In the past, when I moved blogs to different platforms, I lost blog photos because I didn’t make an effort to back them up or transfer them. Today, I decided to establish a process for grabbing all of the images that I use in this blog, just in case I ever need to have a copy.
I frequently backup the blog itself as an XML file using the built-in export tool. However, this only backs up the written content and architecture – it doesn’t backup the media files.
There are several different programs that could be used and probably various methods as well. In my case, I’m using a WordPress.com blog with a custom domain. In addition, the backup process is done using a Mac.
To scrape the blog content I chose to use SiteSucker, which is a donationware software program for OS X. To reduce the data that is backed up down to a minimal set that includes the images, I changed some of the default settings.

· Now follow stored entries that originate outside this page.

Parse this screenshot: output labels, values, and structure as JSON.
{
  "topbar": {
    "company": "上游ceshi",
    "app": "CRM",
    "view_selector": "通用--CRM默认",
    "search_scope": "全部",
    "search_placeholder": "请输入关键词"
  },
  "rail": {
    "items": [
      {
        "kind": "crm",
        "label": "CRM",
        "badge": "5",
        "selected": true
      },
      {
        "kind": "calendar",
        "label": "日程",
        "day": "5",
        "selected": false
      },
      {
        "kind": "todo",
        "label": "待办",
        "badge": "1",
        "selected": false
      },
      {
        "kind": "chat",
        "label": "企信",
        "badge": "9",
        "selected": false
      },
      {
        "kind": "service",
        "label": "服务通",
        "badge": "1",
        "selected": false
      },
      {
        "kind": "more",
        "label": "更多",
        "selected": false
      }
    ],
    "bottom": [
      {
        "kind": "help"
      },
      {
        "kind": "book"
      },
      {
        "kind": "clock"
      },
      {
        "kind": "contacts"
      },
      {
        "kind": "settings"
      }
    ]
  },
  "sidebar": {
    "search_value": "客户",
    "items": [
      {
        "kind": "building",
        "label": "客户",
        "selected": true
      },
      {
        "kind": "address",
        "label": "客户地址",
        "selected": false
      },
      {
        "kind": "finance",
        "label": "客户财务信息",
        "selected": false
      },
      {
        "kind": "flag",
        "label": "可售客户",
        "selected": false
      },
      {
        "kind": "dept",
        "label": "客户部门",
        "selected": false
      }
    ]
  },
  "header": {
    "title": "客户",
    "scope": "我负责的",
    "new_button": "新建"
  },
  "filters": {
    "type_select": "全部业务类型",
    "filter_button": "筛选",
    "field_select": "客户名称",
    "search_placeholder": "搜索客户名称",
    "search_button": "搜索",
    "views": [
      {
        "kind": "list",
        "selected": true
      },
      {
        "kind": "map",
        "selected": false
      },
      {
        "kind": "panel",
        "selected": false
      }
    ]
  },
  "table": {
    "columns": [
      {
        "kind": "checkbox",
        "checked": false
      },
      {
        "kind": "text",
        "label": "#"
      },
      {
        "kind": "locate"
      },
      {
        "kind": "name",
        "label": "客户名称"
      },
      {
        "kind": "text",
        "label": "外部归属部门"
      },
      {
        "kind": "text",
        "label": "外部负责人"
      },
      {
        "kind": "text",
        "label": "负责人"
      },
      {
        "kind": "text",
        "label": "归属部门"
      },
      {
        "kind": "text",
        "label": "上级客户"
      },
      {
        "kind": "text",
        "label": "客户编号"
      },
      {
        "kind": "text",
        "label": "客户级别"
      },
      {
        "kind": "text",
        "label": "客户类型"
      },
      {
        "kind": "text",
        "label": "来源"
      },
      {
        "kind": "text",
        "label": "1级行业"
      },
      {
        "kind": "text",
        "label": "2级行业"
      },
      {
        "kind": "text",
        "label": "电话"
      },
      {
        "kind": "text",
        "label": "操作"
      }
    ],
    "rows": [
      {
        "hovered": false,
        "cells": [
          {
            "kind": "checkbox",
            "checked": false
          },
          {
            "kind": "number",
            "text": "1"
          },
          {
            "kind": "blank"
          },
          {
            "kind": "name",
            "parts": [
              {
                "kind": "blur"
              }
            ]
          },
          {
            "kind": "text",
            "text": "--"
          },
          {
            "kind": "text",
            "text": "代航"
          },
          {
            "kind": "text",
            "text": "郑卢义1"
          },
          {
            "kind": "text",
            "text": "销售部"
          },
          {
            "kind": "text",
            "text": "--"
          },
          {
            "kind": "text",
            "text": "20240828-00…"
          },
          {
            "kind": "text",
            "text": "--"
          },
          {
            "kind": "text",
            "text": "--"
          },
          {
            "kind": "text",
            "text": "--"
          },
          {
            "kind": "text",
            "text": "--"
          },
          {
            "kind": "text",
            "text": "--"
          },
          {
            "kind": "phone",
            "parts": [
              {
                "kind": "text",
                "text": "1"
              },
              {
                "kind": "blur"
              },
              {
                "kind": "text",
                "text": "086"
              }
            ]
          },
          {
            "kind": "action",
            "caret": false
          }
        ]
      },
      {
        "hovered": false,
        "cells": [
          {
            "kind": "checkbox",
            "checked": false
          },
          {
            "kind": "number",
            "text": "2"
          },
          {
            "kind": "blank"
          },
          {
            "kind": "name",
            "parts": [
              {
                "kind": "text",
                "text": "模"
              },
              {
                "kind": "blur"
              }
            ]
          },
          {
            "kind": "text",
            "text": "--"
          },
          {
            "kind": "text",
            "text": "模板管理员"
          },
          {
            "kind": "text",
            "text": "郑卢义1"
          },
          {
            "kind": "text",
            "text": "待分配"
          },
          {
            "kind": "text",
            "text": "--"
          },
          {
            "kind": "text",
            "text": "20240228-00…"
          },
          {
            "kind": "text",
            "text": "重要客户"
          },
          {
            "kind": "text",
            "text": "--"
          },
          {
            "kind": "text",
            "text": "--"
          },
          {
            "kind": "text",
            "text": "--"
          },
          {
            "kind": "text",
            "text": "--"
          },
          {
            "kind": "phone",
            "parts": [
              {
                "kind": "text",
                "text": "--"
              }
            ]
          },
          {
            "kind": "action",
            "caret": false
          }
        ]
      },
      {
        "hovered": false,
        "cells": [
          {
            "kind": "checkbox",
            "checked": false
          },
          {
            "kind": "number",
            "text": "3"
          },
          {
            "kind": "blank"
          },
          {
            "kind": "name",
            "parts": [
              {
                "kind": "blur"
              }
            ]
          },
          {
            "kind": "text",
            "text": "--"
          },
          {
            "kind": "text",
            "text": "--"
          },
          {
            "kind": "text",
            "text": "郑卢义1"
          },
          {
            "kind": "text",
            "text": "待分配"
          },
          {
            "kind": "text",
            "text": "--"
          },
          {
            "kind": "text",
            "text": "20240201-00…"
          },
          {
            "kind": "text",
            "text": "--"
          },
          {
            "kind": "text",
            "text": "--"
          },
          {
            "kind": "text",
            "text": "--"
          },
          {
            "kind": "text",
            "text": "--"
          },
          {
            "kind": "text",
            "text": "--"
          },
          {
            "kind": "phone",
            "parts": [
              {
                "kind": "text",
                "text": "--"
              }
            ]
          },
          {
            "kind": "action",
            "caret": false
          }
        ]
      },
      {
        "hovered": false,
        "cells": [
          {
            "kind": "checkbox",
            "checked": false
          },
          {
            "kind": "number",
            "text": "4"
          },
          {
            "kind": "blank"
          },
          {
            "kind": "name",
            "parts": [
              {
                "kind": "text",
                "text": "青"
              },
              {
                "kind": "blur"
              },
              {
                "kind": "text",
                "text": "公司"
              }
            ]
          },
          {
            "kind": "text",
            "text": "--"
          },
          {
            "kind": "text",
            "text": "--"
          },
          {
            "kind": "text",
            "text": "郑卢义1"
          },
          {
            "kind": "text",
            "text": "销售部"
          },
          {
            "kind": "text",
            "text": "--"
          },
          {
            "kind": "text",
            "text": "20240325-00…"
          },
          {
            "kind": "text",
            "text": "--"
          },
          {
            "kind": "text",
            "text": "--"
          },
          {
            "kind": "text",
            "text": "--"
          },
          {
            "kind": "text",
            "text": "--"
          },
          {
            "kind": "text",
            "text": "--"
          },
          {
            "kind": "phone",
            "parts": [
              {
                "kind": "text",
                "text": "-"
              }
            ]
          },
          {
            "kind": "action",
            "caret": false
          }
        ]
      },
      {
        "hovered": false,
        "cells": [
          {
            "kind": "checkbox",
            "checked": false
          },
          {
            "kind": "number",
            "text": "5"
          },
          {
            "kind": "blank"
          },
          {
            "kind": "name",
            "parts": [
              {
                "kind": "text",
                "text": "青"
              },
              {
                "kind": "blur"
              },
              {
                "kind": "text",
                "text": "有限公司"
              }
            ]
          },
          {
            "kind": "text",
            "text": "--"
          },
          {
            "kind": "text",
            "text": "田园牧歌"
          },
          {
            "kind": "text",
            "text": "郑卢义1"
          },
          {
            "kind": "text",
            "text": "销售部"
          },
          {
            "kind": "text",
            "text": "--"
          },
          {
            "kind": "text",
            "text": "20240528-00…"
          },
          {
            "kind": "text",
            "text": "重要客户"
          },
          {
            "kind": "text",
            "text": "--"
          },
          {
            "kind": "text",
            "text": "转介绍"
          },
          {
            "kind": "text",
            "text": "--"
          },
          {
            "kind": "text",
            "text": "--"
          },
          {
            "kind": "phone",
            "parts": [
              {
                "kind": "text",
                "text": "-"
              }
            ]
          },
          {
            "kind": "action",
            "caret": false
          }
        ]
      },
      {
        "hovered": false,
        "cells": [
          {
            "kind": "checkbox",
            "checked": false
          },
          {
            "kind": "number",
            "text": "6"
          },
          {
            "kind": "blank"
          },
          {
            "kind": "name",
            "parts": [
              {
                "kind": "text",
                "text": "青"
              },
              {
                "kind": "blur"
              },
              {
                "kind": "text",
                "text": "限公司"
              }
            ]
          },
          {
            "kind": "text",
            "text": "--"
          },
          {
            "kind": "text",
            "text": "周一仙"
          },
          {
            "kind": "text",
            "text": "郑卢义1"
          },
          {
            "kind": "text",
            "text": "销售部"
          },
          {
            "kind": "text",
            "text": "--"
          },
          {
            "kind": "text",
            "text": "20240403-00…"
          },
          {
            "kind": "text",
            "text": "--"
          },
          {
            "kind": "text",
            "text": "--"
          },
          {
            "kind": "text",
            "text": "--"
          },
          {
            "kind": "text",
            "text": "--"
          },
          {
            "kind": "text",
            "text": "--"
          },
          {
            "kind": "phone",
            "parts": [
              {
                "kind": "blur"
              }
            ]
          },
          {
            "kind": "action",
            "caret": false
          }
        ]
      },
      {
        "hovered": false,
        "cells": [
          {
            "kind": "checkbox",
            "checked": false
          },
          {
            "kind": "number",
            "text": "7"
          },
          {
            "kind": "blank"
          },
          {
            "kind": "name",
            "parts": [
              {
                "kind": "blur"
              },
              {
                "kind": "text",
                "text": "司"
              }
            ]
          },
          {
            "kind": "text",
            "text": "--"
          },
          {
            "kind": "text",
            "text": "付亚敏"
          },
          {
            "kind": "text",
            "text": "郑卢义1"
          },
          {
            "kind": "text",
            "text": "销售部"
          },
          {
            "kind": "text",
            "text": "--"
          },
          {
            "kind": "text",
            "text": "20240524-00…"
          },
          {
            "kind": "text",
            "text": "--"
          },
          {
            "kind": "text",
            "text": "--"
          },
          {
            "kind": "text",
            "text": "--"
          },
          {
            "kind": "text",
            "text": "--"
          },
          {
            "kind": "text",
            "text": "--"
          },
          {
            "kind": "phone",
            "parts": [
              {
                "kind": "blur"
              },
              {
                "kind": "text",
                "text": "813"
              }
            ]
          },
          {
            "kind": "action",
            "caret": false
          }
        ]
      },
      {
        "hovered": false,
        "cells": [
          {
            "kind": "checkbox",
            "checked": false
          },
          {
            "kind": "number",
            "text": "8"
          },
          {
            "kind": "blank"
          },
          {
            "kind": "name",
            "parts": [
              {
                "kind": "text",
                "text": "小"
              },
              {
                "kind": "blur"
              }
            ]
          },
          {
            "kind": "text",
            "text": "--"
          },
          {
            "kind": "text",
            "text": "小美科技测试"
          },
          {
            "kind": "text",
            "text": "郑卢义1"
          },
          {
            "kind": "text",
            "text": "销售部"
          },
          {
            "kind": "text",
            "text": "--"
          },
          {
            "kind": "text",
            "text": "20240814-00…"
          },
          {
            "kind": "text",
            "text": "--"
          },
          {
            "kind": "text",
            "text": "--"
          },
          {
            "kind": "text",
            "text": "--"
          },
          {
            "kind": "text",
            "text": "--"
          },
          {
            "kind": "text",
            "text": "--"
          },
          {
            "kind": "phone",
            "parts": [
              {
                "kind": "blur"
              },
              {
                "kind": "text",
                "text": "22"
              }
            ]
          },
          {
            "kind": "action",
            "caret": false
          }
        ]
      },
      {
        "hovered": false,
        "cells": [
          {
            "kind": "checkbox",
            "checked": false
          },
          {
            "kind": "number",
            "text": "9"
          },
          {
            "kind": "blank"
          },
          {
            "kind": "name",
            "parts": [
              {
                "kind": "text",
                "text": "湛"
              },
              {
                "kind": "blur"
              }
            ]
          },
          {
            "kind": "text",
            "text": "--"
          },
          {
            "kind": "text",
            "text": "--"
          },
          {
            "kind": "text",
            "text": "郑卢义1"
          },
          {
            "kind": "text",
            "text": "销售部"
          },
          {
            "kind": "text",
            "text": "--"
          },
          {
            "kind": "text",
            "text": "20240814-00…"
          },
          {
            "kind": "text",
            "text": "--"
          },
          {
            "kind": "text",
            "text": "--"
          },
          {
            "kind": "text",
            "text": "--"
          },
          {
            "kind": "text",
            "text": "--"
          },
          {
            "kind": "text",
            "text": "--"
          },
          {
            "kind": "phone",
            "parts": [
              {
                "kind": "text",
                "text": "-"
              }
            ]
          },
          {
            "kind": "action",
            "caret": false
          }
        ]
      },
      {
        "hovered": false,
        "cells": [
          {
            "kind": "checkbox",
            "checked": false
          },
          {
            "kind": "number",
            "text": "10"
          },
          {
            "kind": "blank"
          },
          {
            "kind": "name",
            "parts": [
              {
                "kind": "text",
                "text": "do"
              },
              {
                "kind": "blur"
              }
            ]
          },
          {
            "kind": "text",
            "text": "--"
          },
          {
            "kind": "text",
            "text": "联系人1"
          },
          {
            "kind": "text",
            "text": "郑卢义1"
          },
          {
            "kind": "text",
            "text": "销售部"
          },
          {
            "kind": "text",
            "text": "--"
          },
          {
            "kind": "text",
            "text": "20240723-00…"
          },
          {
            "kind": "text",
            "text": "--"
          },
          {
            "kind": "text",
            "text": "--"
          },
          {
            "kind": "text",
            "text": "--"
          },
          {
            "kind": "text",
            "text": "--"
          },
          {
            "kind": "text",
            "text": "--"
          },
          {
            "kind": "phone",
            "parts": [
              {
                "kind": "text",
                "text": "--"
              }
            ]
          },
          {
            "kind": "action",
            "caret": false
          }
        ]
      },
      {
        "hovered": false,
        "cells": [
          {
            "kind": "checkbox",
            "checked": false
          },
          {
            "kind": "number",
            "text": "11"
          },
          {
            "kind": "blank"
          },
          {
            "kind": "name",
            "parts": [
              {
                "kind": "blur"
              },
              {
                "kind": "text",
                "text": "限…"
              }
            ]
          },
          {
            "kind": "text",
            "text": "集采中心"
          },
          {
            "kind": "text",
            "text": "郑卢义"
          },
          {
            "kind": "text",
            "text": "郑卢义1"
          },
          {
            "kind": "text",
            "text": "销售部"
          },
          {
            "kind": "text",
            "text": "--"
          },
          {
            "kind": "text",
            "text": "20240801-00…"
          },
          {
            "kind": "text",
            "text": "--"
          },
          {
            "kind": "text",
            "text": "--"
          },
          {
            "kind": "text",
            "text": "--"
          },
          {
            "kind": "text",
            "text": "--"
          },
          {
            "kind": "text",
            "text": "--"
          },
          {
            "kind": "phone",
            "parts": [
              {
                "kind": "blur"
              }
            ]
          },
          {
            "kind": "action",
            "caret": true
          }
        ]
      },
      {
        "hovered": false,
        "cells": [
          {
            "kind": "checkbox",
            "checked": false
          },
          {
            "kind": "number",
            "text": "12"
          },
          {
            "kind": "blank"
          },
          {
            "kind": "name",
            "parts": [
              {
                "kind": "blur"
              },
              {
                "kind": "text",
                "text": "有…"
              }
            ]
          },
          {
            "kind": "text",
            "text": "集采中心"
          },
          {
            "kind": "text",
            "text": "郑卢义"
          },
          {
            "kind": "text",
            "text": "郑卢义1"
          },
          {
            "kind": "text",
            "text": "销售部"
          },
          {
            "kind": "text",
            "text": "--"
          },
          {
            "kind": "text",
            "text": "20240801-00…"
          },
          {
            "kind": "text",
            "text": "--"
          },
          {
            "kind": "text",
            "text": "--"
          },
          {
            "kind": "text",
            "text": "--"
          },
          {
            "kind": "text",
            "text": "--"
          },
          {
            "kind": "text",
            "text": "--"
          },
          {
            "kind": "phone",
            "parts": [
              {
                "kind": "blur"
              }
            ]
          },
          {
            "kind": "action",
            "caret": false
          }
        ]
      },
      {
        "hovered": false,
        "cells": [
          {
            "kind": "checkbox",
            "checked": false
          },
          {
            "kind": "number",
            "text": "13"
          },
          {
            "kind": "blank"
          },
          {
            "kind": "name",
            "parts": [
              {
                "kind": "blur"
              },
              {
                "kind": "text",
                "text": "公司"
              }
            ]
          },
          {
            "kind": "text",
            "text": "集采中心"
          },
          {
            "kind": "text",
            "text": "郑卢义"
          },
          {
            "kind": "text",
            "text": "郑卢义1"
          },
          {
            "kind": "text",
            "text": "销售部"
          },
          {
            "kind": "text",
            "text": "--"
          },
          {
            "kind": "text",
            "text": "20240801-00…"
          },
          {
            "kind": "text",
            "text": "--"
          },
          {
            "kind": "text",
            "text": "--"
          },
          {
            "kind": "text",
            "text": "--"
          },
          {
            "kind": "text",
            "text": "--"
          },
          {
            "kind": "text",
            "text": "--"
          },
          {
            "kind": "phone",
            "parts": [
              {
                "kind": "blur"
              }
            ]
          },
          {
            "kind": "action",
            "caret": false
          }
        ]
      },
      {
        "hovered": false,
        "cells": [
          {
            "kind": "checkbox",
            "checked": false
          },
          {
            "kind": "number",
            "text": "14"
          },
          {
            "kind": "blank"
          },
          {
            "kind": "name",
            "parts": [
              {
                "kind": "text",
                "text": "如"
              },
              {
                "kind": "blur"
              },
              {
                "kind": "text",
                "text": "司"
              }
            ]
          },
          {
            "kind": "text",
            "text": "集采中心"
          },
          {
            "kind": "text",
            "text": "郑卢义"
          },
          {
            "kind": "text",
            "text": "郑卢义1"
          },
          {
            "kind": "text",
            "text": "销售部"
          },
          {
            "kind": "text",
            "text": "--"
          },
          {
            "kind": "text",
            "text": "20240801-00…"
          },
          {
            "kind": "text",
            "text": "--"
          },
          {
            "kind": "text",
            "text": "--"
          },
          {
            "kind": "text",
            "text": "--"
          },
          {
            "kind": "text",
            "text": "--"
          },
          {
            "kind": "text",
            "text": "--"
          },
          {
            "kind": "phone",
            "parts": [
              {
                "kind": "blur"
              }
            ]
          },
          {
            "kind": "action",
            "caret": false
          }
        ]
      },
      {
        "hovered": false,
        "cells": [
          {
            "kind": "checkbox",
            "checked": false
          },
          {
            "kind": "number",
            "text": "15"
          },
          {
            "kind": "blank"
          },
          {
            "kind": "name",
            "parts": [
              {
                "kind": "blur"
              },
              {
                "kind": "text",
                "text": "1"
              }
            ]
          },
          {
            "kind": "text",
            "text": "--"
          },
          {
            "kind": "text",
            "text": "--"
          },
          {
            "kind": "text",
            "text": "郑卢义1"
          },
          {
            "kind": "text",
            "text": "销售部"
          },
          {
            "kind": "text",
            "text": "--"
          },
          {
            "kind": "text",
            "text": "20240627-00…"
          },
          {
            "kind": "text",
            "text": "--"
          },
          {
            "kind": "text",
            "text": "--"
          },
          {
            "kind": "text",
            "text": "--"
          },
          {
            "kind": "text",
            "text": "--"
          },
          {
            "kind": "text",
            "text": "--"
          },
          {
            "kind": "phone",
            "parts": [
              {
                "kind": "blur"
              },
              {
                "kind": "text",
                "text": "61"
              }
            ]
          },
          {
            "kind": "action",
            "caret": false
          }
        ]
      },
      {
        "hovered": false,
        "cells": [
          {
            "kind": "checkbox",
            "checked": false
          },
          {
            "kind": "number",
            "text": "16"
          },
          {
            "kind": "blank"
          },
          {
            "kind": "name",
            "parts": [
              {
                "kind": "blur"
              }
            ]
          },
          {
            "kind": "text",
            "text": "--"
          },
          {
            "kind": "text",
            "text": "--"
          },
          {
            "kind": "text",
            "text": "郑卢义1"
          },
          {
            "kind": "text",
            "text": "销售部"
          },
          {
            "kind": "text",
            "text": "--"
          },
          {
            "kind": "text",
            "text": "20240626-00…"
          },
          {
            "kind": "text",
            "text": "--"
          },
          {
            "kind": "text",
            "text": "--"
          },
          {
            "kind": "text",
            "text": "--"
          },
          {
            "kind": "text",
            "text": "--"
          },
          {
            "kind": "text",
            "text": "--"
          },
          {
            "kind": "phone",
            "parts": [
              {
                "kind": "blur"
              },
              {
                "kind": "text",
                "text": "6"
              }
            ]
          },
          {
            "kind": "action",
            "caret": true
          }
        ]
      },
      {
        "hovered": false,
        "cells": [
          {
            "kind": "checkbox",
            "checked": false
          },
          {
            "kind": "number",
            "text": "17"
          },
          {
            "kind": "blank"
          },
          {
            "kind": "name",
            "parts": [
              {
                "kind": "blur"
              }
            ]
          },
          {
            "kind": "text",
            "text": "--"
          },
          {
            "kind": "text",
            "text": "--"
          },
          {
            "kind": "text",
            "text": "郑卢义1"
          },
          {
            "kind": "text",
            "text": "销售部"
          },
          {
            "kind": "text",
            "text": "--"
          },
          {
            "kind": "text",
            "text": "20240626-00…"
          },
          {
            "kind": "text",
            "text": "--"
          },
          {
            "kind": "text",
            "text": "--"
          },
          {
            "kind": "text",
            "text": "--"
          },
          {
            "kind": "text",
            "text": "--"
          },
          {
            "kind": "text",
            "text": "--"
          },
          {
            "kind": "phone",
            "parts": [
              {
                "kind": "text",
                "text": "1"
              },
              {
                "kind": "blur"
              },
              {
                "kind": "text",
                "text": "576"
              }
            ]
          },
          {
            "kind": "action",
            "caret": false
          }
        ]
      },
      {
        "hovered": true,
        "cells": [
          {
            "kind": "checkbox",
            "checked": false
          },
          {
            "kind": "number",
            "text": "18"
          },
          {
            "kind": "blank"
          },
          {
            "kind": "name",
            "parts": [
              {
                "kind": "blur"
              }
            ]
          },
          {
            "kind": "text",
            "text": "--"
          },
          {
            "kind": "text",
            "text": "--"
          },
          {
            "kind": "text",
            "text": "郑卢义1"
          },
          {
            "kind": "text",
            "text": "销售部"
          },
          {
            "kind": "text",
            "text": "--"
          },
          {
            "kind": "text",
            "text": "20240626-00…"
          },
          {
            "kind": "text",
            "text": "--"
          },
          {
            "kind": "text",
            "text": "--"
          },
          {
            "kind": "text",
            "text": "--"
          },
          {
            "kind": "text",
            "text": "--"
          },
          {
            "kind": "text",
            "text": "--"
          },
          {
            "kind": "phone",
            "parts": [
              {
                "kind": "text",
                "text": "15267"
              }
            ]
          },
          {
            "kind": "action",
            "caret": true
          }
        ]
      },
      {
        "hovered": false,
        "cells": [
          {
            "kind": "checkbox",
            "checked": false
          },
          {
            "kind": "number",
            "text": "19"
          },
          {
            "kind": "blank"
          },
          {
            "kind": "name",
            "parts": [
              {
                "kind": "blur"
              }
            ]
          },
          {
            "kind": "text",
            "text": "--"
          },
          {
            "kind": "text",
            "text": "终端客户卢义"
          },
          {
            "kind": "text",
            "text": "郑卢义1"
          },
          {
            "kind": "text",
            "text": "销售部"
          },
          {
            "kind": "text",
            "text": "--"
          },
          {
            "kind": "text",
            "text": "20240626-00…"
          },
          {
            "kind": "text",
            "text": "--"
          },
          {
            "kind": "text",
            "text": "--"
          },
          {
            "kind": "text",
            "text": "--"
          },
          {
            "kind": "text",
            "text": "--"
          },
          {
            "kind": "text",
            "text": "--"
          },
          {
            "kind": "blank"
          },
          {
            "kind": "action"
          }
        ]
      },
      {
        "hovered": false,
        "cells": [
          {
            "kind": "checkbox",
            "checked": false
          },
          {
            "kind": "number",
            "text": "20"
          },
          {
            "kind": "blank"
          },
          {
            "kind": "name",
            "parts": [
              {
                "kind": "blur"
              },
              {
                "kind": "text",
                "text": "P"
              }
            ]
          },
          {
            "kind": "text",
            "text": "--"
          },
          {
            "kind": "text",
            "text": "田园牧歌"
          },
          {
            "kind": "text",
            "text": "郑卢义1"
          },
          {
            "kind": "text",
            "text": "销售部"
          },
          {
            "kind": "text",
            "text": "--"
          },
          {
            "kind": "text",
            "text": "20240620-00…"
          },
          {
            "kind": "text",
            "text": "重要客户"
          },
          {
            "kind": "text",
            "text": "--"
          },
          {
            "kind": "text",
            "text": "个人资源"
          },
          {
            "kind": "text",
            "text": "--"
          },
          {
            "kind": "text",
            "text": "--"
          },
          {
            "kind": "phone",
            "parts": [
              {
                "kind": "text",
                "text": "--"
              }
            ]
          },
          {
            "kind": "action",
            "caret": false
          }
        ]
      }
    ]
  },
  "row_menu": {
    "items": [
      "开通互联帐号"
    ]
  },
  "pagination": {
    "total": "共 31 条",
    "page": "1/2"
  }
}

First, you’ll need to enter the address of the blog:
Finally, go to the Paths section and under Paths to Include add two URLs. One should be the address for the blog and the other should be the path where uploaded blog images are stored at WordPress.com. You’ll need to change username to match your blog. Typically, it’s the same as the username for the account that was used to create the blog.
In most cases you should be ready to click OK to save changes and then hit Download to begin grabbing the files. When the process has completed you’ll end up with two folders for each address in the destination folder. One will represent content from the blog address. You can delete this folder. The other will include all of your images sorted by the date they were added in a post. The full size images should be present along with copies that match the sizes of the images as they appeared in your posts.
These steps assume that your images are stored in your WordPress.com account. If not, you may need to add additional paths.
This information can be used to grab any files you hosted via WordPress.com. In this example SiteSucker was configured to only grab image files, but you can use different File Types options to grab other content such as PDFs.
Note that regardless of the settings that you choose for file types, SiteSucker will always download HTML and CSS files. However, those files should only be included in the folder for the blog address – you probably won’t have to remove any from the folders that include images/files.